Es posible que ya te has dado cuenta de que la mayoría de estas experiencias compartidas no son precisamente positivas. Suelen estar relacionadas con nuestros peores estados de ánimo. O reflejan cómo nosotros los predicadores aún estamos tratando de dejar atrás nuestro orgullo, nuestra autosuficiencia y nuestra complacencia.
Dios nos llama a la hermosa tarea de predicar a Cristo, e incluso nos da la oportunidad de convertirla en la labor de nuestra vida. ¡Es algo increíble!
Todo esto nos muestra cómo es normal que muchos predicadores nos sintamos completamente inadecuados para esta tarea. De hecho, es un sentimiento que ya experimentaron los apóstoles. Pablo mismo, al reflexionar sobre su pesada tarea de predicar a Cristo, preguntó: «Y para estas cosas, ¿quién está capacitado?» (2 Co 2:16). Al leer esto de la mano del gran apóstol, podríamos preguntarnos: «¡Qué! ¿Tú también».
Sin embargo, el mismo Pablo responde a su pregunta unos versículos más adelante: «Nuestra suficiencia es de Dios» (2 Co 3:5). Para reconciliar a los pecadores consigo, Dios nos manda que prediquemos el mensaje salvador de Cristo. Y Dios capacita y utiliza a siervos humanos imperfectos para llevar a cabo esta tarea de trascendencia eterna.

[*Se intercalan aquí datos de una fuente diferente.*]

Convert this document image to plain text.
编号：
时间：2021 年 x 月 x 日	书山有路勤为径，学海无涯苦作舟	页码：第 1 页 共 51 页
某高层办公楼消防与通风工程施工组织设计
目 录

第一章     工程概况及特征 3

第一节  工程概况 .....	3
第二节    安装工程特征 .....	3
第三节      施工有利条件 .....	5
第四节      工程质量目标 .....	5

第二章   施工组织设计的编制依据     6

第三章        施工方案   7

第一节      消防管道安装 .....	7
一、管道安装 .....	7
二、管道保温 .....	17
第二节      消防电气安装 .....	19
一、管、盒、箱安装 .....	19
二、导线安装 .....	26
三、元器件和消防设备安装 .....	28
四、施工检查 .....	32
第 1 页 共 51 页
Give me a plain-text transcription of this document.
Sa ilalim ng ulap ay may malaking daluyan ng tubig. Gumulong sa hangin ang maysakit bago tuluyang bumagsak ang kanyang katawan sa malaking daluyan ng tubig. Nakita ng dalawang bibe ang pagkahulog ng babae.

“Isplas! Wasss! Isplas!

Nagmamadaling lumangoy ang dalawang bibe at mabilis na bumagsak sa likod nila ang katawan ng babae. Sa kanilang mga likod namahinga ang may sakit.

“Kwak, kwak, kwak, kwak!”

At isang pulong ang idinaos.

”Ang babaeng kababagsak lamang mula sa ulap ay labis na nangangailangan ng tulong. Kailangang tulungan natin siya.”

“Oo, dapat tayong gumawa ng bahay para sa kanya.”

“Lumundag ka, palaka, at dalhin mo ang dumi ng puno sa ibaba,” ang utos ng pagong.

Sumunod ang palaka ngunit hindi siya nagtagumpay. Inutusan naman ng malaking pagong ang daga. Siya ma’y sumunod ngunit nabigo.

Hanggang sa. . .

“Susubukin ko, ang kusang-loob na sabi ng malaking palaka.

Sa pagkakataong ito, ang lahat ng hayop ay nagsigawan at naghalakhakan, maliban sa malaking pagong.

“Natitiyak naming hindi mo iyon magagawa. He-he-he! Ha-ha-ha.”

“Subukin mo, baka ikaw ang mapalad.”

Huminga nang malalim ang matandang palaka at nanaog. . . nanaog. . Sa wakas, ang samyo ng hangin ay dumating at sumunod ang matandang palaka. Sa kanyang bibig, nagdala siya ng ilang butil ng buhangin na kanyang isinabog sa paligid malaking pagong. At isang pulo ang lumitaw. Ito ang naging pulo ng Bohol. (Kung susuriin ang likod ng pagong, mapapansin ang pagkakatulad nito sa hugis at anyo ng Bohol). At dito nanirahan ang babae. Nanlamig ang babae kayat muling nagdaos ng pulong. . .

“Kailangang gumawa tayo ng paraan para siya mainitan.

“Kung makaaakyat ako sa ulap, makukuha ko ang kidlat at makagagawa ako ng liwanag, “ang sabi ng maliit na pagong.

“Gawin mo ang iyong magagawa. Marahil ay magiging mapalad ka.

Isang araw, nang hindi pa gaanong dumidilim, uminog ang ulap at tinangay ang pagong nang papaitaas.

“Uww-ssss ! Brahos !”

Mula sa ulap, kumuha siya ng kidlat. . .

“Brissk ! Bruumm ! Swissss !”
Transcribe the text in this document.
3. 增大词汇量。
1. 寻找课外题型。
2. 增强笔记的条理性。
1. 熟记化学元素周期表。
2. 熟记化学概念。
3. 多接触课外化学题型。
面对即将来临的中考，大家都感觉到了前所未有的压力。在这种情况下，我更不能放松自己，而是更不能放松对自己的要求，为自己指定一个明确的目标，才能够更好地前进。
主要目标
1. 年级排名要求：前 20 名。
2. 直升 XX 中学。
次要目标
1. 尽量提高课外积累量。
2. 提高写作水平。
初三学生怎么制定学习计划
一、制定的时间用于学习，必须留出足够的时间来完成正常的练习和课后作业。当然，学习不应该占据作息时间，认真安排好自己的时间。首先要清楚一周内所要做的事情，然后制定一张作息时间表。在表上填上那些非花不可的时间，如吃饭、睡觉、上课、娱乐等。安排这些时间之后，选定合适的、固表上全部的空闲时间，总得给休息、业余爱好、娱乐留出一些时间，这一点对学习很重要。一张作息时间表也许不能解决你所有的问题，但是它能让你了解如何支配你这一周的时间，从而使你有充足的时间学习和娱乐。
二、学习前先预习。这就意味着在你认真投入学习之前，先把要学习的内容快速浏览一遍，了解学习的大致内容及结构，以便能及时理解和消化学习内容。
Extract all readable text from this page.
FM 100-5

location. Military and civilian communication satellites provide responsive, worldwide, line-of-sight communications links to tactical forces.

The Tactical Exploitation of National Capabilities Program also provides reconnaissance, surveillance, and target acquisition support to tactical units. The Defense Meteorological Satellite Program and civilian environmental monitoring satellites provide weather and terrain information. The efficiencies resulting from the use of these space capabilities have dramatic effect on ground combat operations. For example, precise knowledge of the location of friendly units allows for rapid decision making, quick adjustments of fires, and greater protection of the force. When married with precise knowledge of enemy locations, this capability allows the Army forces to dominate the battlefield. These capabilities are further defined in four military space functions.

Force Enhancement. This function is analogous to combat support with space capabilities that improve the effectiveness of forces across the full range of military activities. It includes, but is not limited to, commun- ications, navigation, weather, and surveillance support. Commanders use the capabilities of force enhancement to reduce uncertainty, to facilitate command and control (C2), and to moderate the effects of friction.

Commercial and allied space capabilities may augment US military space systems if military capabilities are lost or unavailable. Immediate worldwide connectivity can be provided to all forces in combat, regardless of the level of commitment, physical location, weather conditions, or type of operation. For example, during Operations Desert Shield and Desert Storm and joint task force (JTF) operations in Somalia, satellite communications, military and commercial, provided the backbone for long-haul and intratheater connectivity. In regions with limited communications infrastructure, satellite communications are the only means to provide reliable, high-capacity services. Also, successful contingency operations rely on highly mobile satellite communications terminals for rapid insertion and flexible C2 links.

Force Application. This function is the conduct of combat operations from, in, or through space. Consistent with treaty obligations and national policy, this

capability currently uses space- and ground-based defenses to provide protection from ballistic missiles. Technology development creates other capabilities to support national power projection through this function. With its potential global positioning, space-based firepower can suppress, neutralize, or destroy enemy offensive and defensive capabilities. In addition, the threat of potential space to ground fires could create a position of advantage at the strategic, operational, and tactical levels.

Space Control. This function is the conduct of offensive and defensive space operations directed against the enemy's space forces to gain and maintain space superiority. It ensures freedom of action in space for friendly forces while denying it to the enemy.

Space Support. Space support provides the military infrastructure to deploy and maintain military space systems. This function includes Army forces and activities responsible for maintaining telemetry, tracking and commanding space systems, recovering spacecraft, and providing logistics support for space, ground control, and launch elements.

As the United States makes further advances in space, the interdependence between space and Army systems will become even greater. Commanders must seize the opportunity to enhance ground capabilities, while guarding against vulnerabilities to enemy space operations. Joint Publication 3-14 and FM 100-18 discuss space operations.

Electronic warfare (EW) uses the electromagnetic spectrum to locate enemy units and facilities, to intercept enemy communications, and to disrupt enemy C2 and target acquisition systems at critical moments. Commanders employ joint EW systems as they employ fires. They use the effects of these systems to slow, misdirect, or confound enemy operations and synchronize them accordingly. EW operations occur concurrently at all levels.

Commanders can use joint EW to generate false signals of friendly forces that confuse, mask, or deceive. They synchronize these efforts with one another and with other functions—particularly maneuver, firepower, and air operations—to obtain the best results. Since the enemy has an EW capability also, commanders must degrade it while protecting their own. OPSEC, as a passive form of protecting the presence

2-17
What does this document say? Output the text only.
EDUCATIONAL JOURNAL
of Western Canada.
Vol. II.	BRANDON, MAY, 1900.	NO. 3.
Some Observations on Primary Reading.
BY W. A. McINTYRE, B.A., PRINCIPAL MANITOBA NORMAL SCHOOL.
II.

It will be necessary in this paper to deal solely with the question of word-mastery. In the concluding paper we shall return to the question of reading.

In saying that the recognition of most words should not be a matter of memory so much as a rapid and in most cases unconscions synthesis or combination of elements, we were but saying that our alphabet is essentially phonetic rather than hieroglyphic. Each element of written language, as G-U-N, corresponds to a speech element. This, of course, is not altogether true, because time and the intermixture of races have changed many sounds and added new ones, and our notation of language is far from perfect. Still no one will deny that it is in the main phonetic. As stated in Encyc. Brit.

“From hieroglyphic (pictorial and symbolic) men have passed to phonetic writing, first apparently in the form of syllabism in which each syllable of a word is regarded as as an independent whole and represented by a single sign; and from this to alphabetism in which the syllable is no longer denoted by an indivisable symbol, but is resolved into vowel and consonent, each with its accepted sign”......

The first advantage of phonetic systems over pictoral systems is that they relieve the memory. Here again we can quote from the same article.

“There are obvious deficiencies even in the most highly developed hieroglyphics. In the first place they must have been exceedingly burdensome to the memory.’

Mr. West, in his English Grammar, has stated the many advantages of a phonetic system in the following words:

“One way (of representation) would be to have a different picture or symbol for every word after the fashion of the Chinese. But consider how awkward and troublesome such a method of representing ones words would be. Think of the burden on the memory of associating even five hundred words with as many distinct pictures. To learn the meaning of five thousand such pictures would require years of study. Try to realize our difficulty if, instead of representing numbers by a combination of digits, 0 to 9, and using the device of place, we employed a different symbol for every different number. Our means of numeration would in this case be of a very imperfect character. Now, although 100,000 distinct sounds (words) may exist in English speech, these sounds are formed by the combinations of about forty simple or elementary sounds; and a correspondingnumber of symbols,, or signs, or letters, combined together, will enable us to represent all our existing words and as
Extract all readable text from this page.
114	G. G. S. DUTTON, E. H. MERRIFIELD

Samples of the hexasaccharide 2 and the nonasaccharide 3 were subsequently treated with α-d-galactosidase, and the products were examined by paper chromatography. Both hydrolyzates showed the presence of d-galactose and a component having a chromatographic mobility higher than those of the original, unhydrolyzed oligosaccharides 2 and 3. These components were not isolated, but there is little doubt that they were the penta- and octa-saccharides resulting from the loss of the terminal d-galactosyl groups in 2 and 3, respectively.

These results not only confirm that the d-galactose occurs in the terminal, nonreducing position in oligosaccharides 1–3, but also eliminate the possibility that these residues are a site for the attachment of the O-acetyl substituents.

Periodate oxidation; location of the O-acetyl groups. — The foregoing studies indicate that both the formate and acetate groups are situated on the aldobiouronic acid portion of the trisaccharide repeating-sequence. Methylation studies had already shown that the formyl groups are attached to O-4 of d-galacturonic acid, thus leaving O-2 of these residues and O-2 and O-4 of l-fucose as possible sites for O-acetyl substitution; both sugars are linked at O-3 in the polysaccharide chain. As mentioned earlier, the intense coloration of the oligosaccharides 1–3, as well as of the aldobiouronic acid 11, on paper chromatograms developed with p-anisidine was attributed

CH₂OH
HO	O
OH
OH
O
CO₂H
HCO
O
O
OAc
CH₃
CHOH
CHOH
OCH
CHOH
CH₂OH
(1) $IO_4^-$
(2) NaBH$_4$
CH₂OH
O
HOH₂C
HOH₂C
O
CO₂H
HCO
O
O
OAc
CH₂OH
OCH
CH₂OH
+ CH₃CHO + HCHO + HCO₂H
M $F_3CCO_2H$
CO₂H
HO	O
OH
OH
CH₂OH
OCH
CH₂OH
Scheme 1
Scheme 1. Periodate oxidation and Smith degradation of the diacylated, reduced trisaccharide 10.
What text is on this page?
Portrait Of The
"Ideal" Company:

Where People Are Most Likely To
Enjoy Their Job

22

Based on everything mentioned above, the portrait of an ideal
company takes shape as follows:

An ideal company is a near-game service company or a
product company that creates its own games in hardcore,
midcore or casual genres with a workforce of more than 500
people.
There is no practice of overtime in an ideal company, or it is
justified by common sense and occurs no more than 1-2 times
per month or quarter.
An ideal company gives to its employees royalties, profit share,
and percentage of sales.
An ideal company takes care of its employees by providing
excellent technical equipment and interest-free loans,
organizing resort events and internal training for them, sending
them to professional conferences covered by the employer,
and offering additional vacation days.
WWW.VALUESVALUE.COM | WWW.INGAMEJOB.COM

Eso también es algo que muchos de nosotros, predicadores, compartimos: un profundo asombro por el privilegio de anunciar a Cristo. Conocemos nuestras limitaciones como predicadores, nuestra infidelidad como hijos de Dios y sabemos cuánto necesitamos nosotros mismos este evangelio. No obstante, Dios nos llama a la hermosa tarea de predicar a Cristo, e incluso nos da la oportunidad de convertirla en la labor de nuestra vida. ¡Es algo increíble!
Así que decimos de nuevo con Pablo, nuestro hermano en la predicación: «Por la gracia de Dios soy lo que soy» (1 Co 15:10).